Trois ans aux oubliettes

Jeudi 18 décembre 2003
Adrien Bron, Berne
ASSURANCE MALADIE 2 e révision de la LAMal enterrée.
Trois ans et demi pour rien. Le Conseil national a sacrifié hier la 2e révision de la loi sur l’assurance maladie (LAMal). Par 71 voix contre 66 et 35 abstentions, il a balayé les propositions de conciliation pour aplanir les divergences entre les Chambres. Le projet passe aux oubliettes.
Le texte présenté par Ruth Dreifuss en l’an 2000 réformait le financement des hôpitaux. Pas assez ambitieux pour des députés pressés d’agir contre l’envol des primes. Les Etats ont alors proposé des recettes libérales — suppression de l’obligation de contracter et financement «moniste» (par un seul partenaire, canton ou assureurs) des hôpitaux — en échange d’un objectif social plus généreux en subventions. Ces réformes n’ont pas trouvé grâce aux yeux du National et le projet s’est transformé en champ de bataille.
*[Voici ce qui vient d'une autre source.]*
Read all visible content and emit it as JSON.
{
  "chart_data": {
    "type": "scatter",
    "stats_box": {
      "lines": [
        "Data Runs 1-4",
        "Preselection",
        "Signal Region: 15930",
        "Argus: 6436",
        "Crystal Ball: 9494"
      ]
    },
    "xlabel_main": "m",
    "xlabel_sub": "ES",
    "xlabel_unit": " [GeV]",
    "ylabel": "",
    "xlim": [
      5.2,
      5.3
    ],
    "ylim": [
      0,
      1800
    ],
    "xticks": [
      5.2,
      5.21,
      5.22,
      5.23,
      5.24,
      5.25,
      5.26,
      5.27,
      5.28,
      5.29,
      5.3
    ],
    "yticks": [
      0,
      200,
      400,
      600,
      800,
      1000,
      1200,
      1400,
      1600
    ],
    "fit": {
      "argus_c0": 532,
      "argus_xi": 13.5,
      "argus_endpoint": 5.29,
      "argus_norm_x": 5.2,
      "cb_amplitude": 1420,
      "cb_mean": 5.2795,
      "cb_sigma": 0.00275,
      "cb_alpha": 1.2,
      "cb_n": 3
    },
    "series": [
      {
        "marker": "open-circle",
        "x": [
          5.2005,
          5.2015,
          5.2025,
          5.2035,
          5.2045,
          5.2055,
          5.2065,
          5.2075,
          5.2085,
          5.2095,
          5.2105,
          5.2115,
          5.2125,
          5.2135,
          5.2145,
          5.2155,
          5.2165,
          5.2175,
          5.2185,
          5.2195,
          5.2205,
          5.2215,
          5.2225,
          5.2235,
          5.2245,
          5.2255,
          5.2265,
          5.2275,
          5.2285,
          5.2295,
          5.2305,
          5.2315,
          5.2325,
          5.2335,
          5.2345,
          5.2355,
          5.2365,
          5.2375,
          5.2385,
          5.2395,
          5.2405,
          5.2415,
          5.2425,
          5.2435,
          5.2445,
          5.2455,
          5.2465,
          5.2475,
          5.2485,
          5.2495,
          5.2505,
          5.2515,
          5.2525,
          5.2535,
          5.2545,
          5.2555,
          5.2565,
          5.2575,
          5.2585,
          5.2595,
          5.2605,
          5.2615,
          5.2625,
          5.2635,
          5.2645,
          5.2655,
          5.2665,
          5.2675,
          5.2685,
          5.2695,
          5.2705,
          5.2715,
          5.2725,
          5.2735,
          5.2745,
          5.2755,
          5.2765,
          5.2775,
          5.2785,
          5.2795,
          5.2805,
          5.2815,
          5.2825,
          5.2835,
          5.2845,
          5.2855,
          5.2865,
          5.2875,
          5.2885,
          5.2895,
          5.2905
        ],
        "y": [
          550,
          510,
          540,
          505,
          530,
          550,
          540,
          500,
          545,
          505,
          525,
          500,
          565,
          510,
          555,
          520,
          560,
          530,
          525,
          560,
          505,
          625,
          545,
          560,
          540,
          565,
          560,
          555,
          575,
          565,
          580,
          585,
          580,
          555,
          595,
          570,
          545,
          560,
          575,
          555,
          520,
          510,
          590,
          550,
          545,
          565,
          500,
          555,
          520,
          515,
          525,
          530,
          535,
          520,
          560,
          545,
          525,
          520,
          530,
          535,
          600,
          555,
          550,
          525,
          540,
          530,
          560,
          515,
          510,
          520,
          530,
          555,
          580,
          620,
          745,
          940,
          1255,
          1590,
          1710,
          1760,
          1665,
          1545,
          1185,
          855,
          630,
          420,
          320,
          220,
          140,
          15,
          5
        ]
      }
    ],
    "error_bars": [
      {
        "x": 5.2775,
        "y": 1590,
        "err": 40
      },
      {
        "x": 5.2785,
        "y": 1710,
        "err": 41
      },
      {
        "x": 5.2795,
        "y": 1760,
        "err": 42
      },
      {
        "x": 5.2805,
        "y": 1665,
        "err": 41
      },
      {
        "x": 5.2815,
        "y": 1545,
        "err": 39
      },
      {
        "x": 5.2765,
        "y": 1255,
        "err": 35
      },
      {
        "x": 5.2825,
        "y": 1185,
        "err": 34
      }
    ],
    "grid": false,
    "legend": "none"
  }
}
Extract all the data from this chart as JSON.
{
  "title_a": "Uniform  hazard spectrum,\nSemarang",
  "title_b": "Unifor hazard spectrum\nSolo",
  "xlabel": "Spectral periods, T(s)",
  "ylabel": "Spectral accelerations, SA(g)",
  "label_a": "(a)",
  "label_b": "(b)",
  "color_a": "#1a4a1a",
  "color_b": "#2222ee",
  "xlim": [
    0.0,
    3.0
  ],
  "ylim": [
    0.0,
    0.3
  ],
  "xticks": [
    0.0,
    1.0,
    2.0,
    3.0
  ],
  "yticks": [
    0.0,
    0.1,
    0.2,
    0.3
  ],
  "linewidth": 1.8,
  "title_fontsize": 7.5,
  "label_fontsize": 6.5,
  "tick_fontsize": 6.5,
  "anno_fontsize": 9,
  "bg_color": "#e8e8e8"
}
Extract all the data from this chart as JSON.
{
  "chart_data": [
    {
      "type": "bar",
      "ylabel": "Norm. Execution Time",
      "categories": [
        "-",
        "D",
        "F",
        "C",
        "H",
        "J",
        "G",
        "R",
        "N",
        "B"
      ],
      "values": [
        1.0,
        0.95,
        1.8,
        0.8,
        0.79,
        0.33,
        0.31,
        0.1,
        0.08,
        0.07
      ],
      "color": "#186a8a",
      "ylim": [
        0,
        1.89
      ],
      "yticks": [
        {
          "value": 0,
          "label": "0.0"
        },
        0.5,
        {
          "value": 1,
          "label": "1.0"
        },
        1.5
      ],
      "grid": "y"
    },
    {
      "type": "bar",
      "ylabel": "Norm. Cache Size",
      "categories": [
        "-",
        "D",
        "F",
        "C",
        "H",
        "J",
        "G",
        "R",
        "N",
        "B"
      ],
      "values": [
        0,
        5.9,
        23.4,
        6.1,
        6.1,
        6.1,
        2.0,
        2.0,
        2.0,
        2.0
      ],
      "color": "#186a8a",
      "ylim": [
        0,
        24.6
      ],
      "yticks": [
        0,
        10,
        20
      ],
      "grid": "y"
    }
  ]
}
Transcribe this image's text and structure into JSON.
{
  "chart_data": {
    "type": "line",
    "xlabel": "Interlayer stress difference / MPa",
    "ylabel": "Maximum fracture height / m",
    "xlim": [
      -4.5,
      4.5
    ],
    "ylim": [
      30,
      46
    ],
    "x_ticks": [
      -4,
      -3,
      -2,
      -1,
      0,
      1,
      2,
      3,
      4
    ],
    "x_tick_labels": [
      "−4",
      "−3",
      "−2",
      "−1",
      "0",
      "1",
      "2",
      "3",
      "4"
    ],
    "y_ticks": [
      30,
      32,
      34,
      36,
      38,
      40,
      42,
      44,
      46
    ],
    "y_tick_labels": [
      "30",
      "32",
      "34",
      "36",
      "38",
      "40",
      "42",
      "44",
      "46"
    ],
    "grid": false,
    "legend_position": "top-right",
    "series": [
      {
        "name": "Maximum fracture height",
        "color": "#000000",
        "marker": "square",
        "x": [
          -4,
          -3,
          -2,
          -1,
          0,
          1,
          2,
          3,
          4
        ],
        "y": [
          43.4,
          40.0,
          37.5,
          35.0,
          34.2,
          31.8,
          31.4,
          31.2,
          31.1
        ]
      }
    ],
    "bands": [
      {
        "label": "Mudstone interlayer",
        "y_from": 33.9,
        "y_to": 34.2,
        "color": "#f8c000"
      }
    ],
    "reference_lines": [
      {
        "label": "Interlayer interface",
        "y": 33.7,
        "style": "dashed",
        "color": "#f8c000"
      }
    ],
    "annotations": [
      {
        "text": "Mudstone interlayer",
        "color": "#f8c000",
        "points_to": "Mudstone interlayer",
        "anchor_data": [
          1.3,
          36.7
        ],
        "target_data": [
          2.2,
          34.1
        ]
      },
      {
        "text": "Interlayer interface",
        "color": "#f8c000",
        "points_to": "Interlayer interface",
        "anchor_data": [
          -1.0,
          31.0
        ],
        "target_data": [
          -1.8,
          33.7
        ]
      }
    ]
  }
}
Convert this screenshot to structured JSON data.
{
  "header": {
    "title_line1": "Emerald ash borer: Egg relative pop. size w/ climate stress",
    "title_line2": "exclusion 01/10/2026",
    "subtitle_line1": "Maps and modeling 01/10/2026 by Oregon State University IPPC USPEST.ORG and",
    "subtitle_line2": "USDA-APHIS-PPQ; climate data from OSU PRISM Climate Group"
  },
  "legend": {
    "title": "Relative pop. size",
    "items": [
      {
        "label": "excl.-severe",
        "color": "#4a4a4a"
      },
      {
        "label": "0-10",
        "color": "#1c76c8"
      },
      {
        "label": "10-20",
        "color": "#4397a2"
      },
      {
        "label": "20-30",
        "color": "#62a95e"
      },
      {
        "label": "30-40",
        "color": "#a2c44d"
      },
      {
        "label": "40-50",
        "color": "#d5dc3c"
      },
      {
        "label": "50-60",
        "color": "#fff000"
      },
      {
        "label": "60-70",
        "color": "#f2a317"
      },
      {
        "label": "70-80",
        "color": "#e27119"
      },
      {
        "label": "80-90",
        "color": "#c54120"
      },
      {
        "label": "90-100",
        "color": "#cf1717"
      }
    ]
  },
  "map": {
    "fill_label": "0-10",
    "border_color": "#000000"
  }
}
Toutes les idées imaginables ont été défendues. Réseaux de soins obligatoires, génériques imposés, augmentation des franchises, privatisation des hôpitaux, suppression des primes pour enfants, révision du financement des EMS, etc.: rien n’a passé. Après un premier refus du projet l’an dernier, seuls quelques éléments subsistaient sous des formes atténuées.
Le projet prévoyait ainsi d’assouplir l’obligation de rembourser tous les médecins, mais dans un cadre fixé par les cantons. Le financement moniste était recommandé, mais pour plus tard. En outre, le Conseil fédéral aurait eu la possibilité de rendre quasi obligatoires les réseaux de soins. Plusieurs mesures de surveillance des médecins étaient instaurées. Enfin, des plafonds étaient fixés au poids des primes dans le budget des ménages mais les cantons devaient en fixer les barèmes. En revanche, l’augmentation des subventions était limitée et la réduction des primes pour enfants abandonnée.
«Enorme bureaucratie»
«Cette révision aboutira à des modifications fondamentales qui n’ont pas été évaluées», dénonçait hier Yves Guisan (rad., VD), viceprésident de la Fédération des médecins (FMH). Le Vaudois est à l’origine de la proposition de renvoi, en dépit de l’avis de son groupe, favorable à la loi. «Ce texte est vexatoire pour les médecins. Il créera une énorme bureaucratie et diminuera la qualité des soins.» Pour lui, le refus présente l’avantage de «faire l’économie d’un échec populaire». Plusieurs référendums menaçaient, du côté des socialistes et des médecins.
La gauche aura été la plus acharnée. «Ce projet reflète la croyance naïve que le marché peut tout régler, harangue Stéphane Rossini (PS, VS). Les promesses lancées pour contrer les primes selon le revenu ont été oubliées.» Au PDC, la rancœur est grande. «Dans la plupart des cas, il n’y aurait aucune amélioration du système de réduction des primes», déplore Thérèse Meyer (PDC, FR). Elle condamne surtout l’abandon des gestes pour les familles. Divisé, le PDC s’est abstenu.
A l’UDC et chez les radicaux, on ne s’enthousiasme pas pour une révision qui ne va «pas assez loin». «Mais nous la soutenons car elle fait un pas dans la bonne direction», estime Roland Bohrer (UDC, SO). «Elle augmentera la responsabilisation des assurés», plaide Christine Egerszegi (rad., AG), sans empêcher de nombreuses oppositions dans son propre camp.
Couchepin ambigu
Quant à Pascal Couchepin, il a défendu cette révision avec ambiguïté. «Si vous la combattez, l’objectif social est mort et nous instaurerons dans l’urgence le système moniste», menace-t-il les socialistes. Pour ajouter à l’intention de tous les parlementaires: «Le pire serait que vous acceptiez la réforme mais que personne ne la défende devant le peuple. A ce moment, autant la refuser.» Le conseiller fédéral a maintenant toute latitude pour reprendre le travail à zéro.